Manuel Castells: La bancarrota “espiritual” del progresismo
«La religión es el suspiro de la criatura oprimida, el corazón de un mundo sin corazón, y el alma de una situación desalmada. Es el opio del pueblo.» (Karl Marx)
Manuel Castells es sociólogo y experto en las tecnologías de la información de una gran reputación internacional. Ostenta 21 premiaciones, posee doctorados honoríficos de 18 universidades de Europa, América y Asia. Es autor de 26 libros y sus obras han sido traducidas a 23 idiomas. Según el Social Sciences Citation Index 2000-2017, es el sexto académico del ámbito de las ciencias sociales más citado del mundo y el primero en comunicación. Más recientemente, fue ministro de Universidades con Pedro Sánchez, a propuesta de Podemos, en 2020-2021.

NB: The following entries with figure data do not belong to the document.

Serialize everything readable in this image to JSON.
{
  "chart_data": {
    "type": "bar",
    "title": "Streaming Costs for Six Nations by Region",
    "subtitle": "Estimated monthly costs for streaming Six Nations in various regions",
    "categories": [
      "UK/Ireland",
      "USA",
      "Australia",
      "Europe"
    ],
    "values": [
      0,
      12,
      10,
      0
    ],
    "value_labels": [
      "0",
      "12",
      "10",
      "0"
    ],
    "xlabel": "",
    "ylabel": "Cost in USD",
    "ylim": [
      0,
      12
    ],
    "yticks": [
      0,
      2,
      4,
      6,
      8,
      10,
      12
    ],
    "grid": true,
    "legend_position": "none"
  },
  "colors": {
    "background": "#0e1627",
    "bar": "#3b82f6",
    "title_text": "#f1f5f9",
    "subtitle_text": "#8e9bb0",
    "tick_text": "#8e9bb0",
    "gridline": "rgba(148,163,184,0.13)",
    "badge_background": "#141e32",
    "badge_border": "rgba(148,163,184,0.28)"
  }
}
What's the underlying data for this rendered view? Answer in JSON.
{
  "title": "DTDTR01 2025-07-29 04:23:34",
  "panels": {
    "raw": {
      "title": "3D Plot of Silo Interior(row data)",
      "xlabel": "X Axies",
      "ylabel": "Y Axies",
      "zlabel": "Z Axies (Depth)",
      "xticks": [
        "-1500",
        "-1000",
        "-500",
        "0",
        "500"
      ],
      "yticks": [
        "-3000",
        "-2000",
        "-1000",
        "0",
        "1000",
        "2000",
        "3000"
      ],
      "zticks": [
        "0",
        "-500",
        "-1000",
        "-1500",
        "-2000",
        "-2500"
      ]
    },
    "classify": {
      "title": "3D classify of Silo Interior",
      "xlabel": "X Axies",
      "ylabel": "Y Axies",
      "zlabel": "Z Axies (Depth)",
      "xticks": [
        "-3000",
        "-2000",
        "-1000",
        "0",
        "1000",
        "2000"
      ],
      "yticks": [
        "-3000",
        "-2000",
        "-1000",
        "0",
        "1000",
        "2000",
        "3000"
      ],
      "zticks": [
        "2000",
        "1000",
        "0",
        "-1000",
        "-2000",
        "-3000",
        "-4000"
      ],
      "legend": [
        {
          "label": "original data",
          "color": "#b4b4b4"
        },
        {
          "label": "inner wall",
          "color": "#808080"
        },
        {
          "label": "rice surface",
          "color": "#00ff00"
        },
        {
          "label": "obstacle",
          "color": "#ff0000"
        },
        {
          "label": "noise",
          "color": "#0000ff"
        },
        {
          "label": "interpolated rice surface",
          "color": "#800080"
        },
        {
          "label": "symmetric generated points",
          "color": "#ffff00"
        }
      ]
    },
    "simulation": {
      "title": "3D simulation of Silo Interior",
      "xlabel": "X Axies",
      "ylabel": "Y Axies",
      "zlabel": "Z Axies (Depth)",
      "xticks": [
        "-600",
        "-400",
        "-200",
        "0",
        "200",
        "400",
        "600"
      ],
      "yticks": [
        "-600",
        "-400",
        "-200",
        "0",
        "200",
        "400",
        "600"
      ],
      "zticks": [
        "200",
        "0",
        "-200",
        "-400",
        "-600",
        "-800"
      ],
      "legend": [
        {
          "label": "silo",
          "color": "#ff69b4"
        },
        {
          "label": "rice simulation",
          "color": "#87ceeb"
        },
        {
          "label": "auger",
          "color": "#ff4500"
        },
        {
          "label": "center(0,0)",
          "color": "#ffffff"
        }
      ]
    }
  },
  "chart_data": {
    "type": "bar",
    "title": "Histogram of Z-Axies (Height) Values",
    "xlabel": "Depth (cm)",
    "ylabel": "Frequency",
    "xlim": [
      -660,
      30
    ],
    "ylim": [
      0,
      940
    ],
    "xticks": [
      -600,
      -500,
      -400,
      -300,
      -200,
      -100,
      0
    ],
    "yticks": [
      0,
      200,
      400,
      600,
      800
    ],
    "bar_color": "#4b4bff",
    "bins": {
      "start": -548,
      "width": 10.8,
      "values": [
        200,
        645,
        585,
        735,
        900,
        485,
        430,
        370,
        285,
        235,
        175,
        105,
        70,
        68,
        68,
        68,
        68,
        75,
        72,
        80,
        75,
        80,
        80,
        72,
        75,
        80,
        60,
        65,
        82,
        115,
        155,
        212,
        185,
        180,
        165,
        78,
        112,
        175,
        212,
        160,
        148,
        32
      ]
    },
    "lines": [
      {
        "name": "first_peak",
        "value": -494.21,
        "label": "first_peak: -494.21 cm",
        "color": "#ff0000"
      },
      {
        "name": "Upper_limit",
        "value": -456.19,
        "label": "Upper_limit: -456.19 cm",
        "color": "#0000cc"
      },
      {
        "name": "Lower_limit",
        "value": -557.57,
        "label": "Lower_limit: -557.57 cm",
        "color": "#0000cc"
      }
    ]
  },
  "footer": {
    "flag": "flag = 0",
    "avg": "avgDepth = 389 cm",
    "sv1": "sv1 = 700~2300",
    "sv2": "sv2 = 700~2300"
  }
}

Hace poco, Castells fue entrevistado por El País (20/12/2025) donde abordó la ardiente situación internacional, el auge de la Inteligencia Artificial y del nacionalismo extremista de Trump y de la derecha “radical”. Podría esperarse de alguien como él, con su conocimiento histórico, currículum académico y reputación, que alumbrara una perspectiva liberadora a “los que no saben” y sufren los males de este mundo. Pero la conclusión a la que llegó nuestro excelso académico fue la siguiente: “el mundo está en un proceso de autodestrucción”. O, para decirlo de otra manera, no hay salvación para este mundo pecaminoso. En esto no hay un gramo de ironía por nuestra parte. Castells añade: “Yo personalmente creo que es fundamental en este momento reclamar el papel de la religión y la espiritualidad como contrapeso a un mundo que se autodestruye”.
Esta afirmación sorprende a primera vista en un académico de izquierdas, culto, que ha labrado su carrera (y su nivel de vida) expresando y defendiendo la ciencia y las ideas racionalistas. Pero esto tiene una explicación perfectamente “racional”. Lo que expresa Castells es el reflejo del pesimismo y callejón sin salida al que ha llegado el “progresismo” posibilista del pequeñoburgués de izquierdas asustado. Con todos sus títulos académicos, Castells no puede comprender que la “locura” de este mundo no es más que el propio callejón sin salida al que está conduciendo el capitalismo a la humanidad. Marxista en su juventud, no queda ni rastro de sociología materialista de clase en los análisis e ideas actuales de Castells. Carente de un mundo alternativo por el que luchar, solo le queda aconsejar el refugio individual y narcotizante de la religión, con su irracionalismo y supersticiones. En lugar de aconsejarnos luchar por un mundo nuevo en esta Tierra, nos aconseja buscar el consuelo en el mundo “del más allá”.
Es cierto que Castells se declara católico desde hace tiempo. Pero él no consiguió su posición académica, sus títulos y honores aconsejando a la gente acudir a la Iglesia. Eso le habría desprestigiado inmediatamente como científico social. En un pasado de ascenso social y de optimismo en el futuro, no necesitaba la religión. La necesita ahora, cuando su mundo se derrumba.
Los comunistas, como los trabajadores, los oprimidos y los que sufren, no nos resignamos. No podemos permitirnos recluírnos en la religión y seguir sufriendo injusticias y barbarie. Estas no vienen de ningún diablo, vienen de los grandes monopolios, de los ricachones y sanguijuelas que nos chupan la sangre. No nos aterra la destrucción del mundo capitalista, luchamos por acelerarla. Es necesario que el capitalismo muera para que la humanidad viva. Luchamos por un mundo nuevo, socialista. Ese mundo ya late en nuestros corazones, y crece minuto a minuto.